Después de socorrer con un ingreso de emergencia (IFE) de 70,3 euros a unos 8 millones de ciudadanos el Gobierno de Argentina estudia ahora convertir ese aporte extraordinario en una remuneración mínima universal y definitiva de 303 euros para 16 millones de personas.
La medida está en estudio en el ministerio de Desarrollo Social y el Banco Nación después de que el presidente Alberto Fernández dijo, el mes pasado, que “sería bueno” garantizar un “ingreso universal a todos los argentinos” como se está aplicando “en todo el mundo”.
Cuarentena más dura
En el segundo trimestre 2020, el PIB argentino se contrajo -21% y el distrito más golpeado por la crisis económica, sanitaria y social fue Buenos Aires, que concentra el 40% del PIB, el 30% de la población y el mayor número de contagios de coronavirus del país.
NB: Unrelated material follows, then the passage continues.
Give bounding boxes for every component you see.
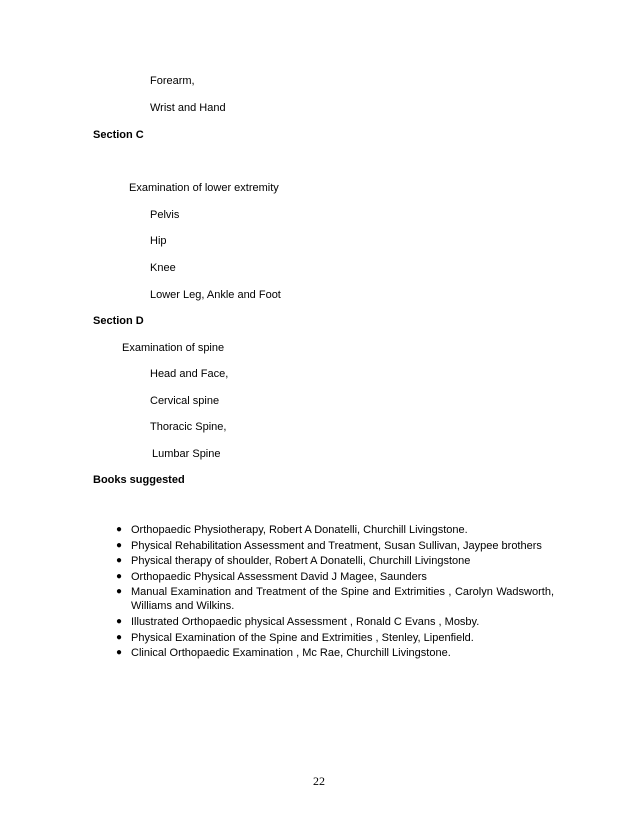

Es por haberse convertido en el epicentro nacional de la pandemia que esta ciudad y cercanías vuelven, desde este 1˚ de julio, a la fase 1 del “aislamiento social preventivo y obligatorio” tras más de 100 días de iniciada la emergencia ante la detección del virus.
Esto significa un refuerzo de los controles urbanos y suburbanos para mantener restringido al mínimo esencial la circulación de personas y vehículos, la prohibición de actividades físicas en el espacio público y la reducción de la actividad comercial a rubros esenciales hasta el 17 de julio.